Schools in the University of North Carolina system are generally regarded as a good value by their graduates, who are more likely than college graduates nationally to say their real-world jobs are interesting and engaging, according to a new Gallup survey.
The UNC system commissioned the survey to collect data on graduate success after college and how that success is connected to a student’s undergraduate experience. The information was called for as part of the university system’s five-year Strategic Plan, which directs the system to improve access, affordability, student success and economic impact.
The online survey was conducted between November 2018 and February 2019. According to a report presented Tuesday to the UNC Board of Governors at its meeting in Chapel Hill, Gallup reached out to people who had graduated with bachelor’s degrees from UNC schools between 1940 and 2018 and for whom email addresses were on file. Gallup said 77,695 of those invited to participate in the survey did.
The survey cost $180,000, a UNC spokesman said.
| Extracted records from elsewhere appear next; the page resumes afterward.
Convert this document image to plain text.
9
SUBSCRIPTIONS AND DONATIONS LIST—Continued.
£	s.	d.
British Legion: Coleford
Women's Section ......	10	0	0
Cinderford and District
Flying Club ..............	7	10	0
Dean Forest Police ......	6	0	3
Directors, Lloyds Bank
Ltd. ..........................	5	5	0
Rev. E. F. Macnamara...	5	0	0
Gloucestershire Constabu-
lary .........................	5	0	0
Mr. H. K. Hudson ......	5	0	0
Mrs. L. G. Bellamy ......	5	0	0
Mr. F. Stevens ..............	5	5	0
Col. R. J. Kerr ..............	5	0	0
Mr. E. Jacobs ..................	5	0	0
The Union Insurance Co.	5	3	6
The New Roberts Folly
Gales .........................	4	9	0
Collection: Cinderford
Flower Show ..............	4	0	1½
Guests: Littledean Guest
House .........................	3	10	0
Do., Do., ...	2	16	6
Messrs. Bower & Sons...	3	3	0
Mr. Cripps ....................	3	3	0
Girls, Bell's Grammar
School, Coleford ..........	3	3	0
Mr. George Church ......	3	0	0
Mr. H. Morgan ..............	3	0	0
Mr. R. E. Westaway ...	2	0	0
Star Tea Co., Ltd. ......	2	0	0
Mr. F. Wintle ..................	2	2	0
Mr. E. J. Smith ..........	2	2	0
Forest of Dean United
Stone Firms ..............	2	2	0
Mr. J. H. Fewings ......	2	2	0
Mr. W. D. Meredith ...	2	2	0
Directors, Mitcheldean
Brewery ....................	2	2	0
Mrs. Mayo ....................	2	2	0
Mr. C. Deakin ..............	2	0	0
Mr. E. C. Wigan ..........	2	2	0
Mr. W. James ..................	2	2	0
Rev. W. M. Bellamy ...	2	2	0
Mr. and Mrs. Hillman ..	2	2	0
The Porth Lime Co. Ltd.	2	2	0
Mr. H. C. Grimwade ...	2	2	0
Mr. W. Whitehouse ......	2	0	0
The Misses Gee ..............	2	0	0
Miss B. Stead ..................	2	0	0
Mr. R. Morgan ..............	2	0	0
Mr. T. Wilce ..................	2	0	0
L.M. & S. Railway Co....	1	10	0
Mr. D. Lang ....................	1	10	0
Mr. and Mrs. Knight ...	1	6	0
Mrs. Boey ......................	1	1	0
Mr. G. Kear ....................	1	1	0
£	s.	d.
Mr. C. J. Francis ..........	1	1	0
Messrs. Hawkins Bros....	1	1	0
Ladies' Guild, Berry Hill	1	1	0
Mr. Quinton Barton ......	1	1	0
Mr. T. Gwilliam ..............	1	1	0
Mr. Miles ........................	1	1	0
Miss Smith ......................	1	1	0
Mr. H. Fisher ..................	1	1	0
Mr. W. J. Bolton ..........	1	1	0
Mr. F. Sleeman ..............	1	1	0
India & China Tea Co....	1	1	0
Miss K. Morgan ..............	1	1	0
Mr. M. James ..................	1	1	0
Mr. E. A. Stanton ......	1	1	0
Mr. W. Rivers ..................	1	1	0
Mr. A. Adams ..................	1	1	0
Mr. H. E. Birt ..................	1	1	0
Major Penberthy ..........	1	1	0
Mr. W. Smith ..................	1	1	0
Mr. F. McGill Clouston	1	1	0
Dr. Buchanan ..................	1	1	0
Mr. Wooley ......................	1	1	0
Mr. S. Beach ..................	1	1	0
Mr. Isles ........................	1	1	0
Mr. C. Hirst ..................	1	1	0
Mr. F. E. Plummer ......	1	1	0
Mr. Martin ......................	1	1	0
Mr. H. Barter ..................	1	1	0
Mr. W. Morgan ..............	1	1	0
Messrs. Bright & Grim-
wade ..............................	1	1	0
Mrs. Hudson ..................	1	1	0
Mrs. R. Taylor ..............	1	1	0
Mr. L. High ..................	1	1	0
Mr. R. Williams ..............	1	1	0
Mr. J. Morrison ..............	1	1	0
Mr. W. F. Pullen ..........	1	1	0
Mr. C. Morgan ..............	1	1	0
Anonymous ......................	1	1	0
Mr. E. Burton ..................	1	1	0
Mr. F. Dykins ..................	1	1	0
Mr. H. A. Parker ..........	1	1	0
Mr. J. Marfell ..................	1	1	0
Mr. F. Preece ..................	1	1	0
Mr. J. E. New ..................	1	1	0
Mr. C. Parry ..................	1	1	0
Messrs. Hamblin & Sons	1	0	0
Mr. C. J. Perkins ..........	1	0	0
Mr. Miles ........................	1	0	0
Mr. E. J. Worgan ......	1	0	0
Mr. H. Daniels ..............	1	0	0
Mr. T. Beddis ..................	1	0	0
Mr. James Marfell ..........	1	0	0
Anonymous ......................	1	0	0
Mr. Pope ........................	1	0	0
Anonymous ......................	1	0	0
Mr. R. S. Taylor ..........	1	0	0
“We were hoping to confirm through data what we have believed for some time — that our alumni have expanded opportunities and a better quality of life as a result of their UNC System education,” the system’s interim president, Bill Roper, said in a news release. “The results show that our alumni are more engaged, better prepared and lead more purposeful lives compared to the average college graduate.”
UNC said the survey was the first of its kind for North Carolina’s public universities. Results were compared to a Gallup database of previous surveys of college graduates nationally; graduates of public institutions; and graduates of private, not-for-profit institutions.
The survey found that:
▪ 64% of UNC system alumni think their undergraduate education was worth the cost. That’s more than 10 percentage points above all the comparison groups, the report said.
The report noted that those who had graduated from UNC system schools in the past 10 years were less likely than those graduating in previous decades to say their education was worth the cost. It also pointed out that those recent graduates are more likely than others to be repaying student loans.
▪ 71% of respondents said they had had a professor in college who made them “excited about learning,” compared to 61% of respondents from public institutions nationally, the report said. 33% of UNC system graduates said they felt their professors cared about them as people, compared to 28% of college graduates nationally. In UNC schools, 28% of graduates said they had had a mentor who encouraged them, compared to 22% nationally.
▪ Graduates from UNC schools are more likely to have pursued advanced degrees than their counterparts nationally. Nearly half of UNC system grads had received advanced degrees, according to the report, compared to 36% of college graduates nationally. However, the survey found some disparities among graduate degrees sought.
For instance, the report said, UNC system alumni are more likely to have earned a Master of Science, Ph.D. and Doctor of Medicine compared to national averages. But they are substantially less likely than their comparison groups to have achieved a Master of Arts.
▪ UNC system graduates are more likely to feel a strong sense of attachment to their university than their counterparts nationally, and are more likely to recommend their school to others, the report said.
When it came to post-college employment, Gallup said the survey tried to go beyond the simplest measures of a successful college experience, such as whether the student was able to find a job after graduation. The report said the survey tried to gauge well being, which it said “is not only about being happy or wealthy, nor is it merely synonymous with physical health. Rather, it is about the interaction and interdependence among many aspects of life that Gallup measures in five elements: purpose well being, social well being, financial well being, community well being, and physical well being.”
Overall, the survey found, UNC system graduates fare remarkably well in their well being. They are more likely than all comparison groups to be thriving in each of the five areas named. They also are more likely than all groups to be thriving in at least four well being elements, the report said.